Ce rafistolage est tout autant induit
par le métier de M. (il réalise qu’il a été
soudeur) qu’il appartient à l’univers d’un homme encombré
d’objets hétéroclites et improbables (voir ou
revoir sur ce point le documentaire que Guy Girard a consacré
en 2000 à Kaurismäki pour la série Cinéastes
de notre temps,mais également Tiens ton
foulard Tatiana et son héros, un garagiste à
la Godard) et admiratif jusque au bout des ongles du cinéma
de Robert Bresson (" Ce qui se passe dans les jointures "
insistait ce dernier dans ses Notes sur le cinématographe,
Gallimard, Folio, 1988, p. 30). Rafistolage, résurrection,
amnésie : le cinéma de Kaurismäki, à
l’instar de celui de Resnais, Duras, Garrel, Suwa, à
l’image de tout le cinéma moderne, vient ontologiquement
après coup. Après l’explosion, la mort, l’oubli :
chaque plan kaurismäkien inscrit dans le fragment d’espace
ainsi élu par le découpage un présent mat
et lourd d’une onde de choc qui dure encore (l’après
seconde Guerre mondiale, l’épuisement des idéologies
révolutionnaires, la crise économique), un manque
ou une absence qu’il ne semble pas pouvoir seul formuler ou
combler. D’où le statisme et le mutisme généralisés
dans son œuvre.
Cette reconquête, même
malingre, même ténue, d’une intégrité
(physique, morale, sociale, politique, artistique) bafouée
ou brisée prend donc dans L’Homme sans passé
la forme d’une amnésie temporaire. Celle-ci possède
au moins trois significations différentes et complémentaires
dans le film :
Diégétiquement d’abord
: si le film emprunte
certains de ses éléments figuratifs aux codes
du film noir (le costume lamé du héros, le hold-up
à la carabine, le suspens identitaire, l’avis de recherche,
les ruelles sombres et mal famées, mais aussi des bandages
et un plan en caméra subjective qui clignent explicitement
de l’œil du côté des Passagers de la Nuit
de Delmer Daves avec Humphrey Bogart), il se pose aussi comme
l’antithèse de ce type de film (par exemple Somewhere
in the night de Joseph Mankiewicz et sa quête échevelée
du recouvrement d’une mémoire traumatisée par
la guerre et ouvrant directement sur une perception bergsonienne
du temps). Premier décalage opéré subtilement
par le film (et il y en a d’autres) : cette amnésie
n’appelle à sa suite ni poursuite ni corrélativement
suspens, Kaurismäki n’étant fondamentalement pas
un cinéaste de l’action mais plutôt de la dédramatisation
(même si son film implique forcément, en tant que
mise en scène d’un récit, une dramaturgie concrète).
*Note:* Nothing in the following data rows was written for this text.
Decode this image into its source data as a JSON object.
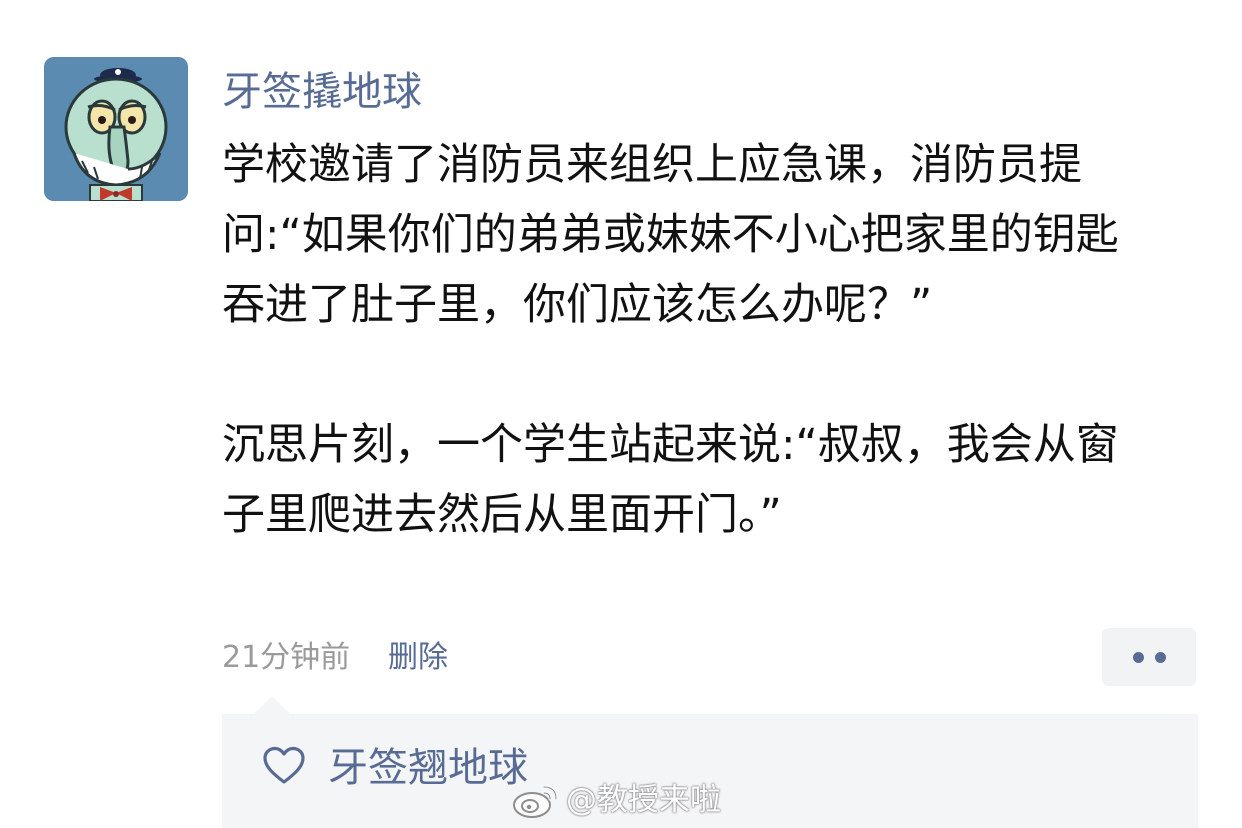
{
  "post": {
    "author_name": "牙签撬地球",
    "paragraphs": [
      "学校邀请了消防员来组织上应急课，消防员提问:“如果你们的弟弟或妹妹不小心把家里的钥匙吞进了肚子里，你们应该怎么办呢？”",
      "沉思片刻，一个学生站起来说:“叔叔，我会从窗子里爬进去然后从里面开门。”"
    ],
    "timestamp": "21分钟前",
    "delete_label": "删除"
  },
  "likes": {
    "icon": "heart-outline-icon",
    "names": "牙签翘地球"
  },
  "watermark": {
    "icon": "weibo-logo-icon",
    "text": "@教授来啦"
  },
  "colors": {
    "link_blue": "#576b95",
    "body_text": "#111111",
    "meta_gray": "#9a9a9a",
    "likes_bg": "#f4f5f7",
    "avatar_bg": "#5b8bb0"
  }
}
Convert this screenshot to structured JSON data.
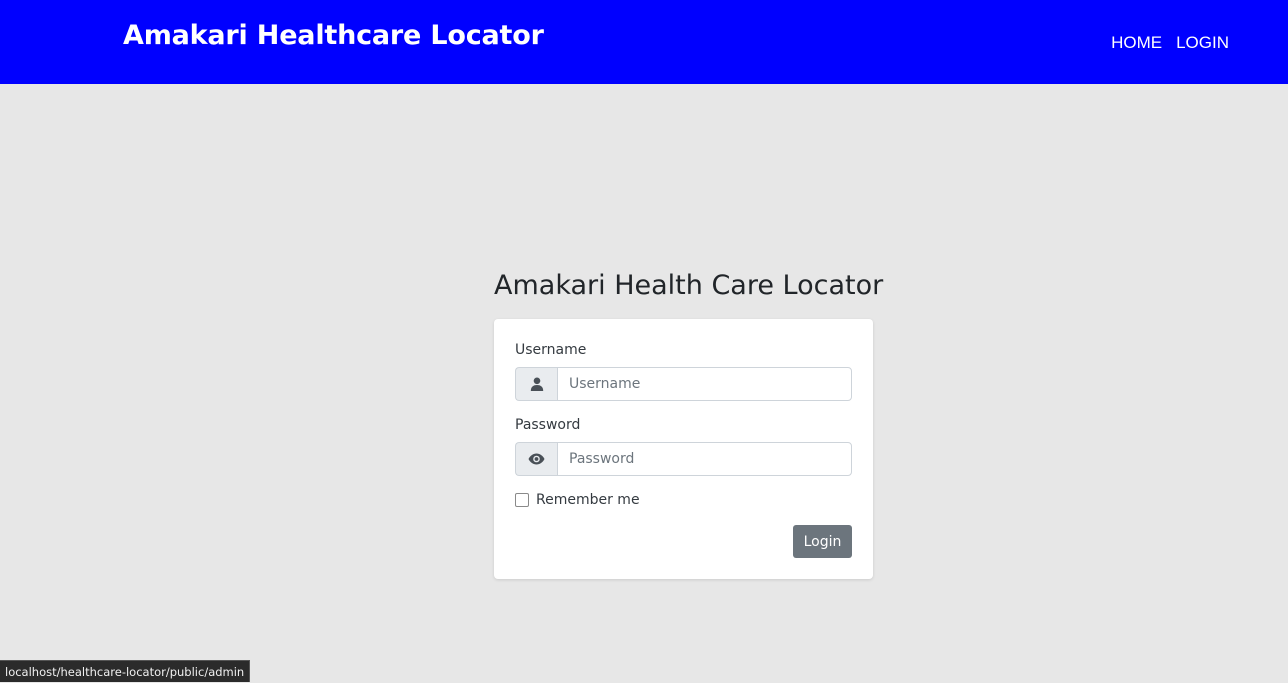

On a parlé d’ontologie plus haut et pour parler comme
Jean-Paul Sartre, chez le cinéaste finlandais, l’existence
précède l’essence. Prédomine l’être-là
plutôt que l’Idée.
Politiquement ensuite
: on imagine très bien (la stratégie est
identique en France ou aux Etats-Unis) que les autorités
finlandaises ont volontairement tiré un trait sur
ce pan d’humanité que filme le cinéaste, comme
échoué au bord de l’eau lourde des ravages
du capitalisme, chômage hier (Au loin s’en vont
les nuages), paupérisation aujourd’hui. Et le
constat est déjà ancien : " La
privation de travail, en même temps qu’elle constitue
pour le chômeur une régression sociale, engendre,
au bout d’un certain temps, " une sorte d’intoxication "
qui exige une complète réadaptation. La privation
prolongée du travail est véritablement une
menace pour la santé mentale de l’individu "
(Georges Friedmann, Le Travail en miettes, Gallimard,
coll. Idées, 1964, p. 234). La dédramatisation
vaut également pour l’orientation de la logique représentative
à l’œuvre dans le film : questionner moins cette
réalité que le regard que l’on porte sur elle.
Deuxième décalage : la nécessité
de la stylisation kaurismäkienne, induisant une distanciation
synonyme de décence et de pudeur, n’entre en conflit
avec ses propres principes de frontalité et de sèche
exposition que pour pouvoir produire un axe de vision en
biais ressortissant autant de la visibilité originale
de ce monde que de notre perception schématique de
celui-ci.
Artistiquement enfin
: on avait fini par oublier Kaurismäki lui-même
et de le compter parmi les plus grands cinéastes
contemporains vivants (Juha n’avait guère
attiré l’attention, ou alors de pure politesse).
Revenant de l’oubli dans lequel l’avaient cantonné
son silence (presque quatre ans et quelques velléités
de suicide évaporées dans l’alcool) et l’industrie
cinématographique (une distribution au compte-goutte),
son cinéma têtu et tenace, borné et
solitaire, reparaît pour nous dire que son horizon
de toujours, L’homme sans passé en atteste,
est celui de l’utopie communautaire. Et l’air fordien que
le film arbore en fait un vague cousin, finlandais et contemporain,
des Raisins de la Colère.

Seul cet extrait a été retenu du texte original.